6. \begin{figure}[h] \end{figure} Two particles, \(A\) and \(B\), of mass 2 kg and 3 kg respectively, are connected by a light inextensible string. Particle \(A\) is held at rest at the point \(X\) on a fixed rough ramp that is inclined at an angle \(\theta\) to the horizontal, where \(\tan \theta = \frac { 5 } { 12 }\). The string passes over a small smooth pulley \(P\) that is fixed at the top of the ramp. Particle \(B\) hangs vertically below \(P\), 2 m above the ground, as shown in Figure 4. The particles are released from rest with the string taut so that \(A\) moves up the ramp and the section of the string from \(A\) to \(P\) is parallel to a line of greatest slope of the ramp. The coefficient of friction between \(A\) and the ramp is \(\frac { 3 } { 8 }\) Air resistance is ignored.

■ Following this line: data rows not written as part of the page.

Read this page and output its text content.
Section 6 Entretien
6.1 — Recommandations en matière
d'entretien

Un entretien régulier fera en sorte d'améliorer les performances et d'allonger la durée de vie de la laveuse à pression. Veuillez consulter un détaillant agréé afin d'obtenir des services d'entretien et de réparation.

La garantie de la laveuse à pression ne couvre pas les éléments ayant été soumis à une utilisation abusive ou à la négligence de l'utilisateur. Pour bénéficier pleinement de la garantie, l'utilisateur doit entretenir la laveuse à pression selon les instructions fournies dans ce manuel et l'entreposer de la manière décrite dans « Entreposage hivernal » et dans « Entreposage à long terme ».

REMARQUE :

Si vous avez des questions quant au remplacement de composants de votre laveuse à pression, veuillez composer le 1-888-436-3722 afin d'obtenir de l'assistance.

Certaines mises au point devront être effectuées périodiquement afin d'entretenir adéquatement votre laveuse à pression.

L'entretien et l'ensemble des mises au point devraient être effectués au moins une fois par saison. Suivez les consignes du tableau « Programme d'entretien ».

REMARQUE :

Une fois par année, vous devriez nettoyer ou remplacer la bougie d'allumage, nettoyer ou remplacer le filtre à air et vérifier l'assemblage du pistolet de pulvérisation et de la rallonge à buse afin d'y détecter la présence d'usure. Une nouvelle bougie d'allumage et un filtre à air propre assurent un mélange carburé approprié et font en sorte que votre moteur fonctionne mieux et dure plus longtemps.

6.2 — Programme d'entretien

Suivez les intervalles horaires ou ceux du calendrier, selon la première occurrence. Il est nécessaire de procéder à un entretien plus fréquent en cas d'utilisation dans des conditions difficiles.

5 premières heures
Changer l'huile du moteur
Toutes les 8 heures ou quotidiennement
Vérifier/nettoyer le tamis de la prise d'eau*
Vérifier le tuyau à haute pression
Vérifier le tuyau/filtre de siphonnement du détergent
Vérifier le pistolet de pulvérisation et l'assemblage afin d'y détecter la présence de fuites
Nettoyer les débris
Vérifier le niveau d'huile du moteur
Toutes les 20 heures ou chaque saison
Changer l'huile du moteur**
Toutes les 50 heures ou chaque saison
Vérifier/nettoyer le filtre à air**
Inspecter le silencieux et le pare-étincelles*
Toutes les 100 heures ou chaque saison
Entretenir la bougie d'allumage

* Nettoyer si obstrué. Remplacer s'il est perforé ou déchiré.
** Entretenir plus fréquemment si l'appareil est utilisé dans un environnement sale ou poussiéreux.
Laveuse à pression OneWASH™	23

1. Find the potential energy lost by the system as \(A\) moves 2 m up the ramp.
2. Find the work done against friction as \(A\) moves 2 m up the ramp. When \(B\) hits the ground, \(B\) is brought to rest by the impact and does not rebound and \(A\) continues to move up the ramp.
3. Use the work-energy principle to find the speed of \(B\) at the instant before it hits the ground. Particle \(A\) comes to instantaneous rest at the point \(Y\) on the ramp, where \(X Y = ( 2 + d ) \mathrm { m }\).
4. Use the work-energy principle to find the value of \(d\).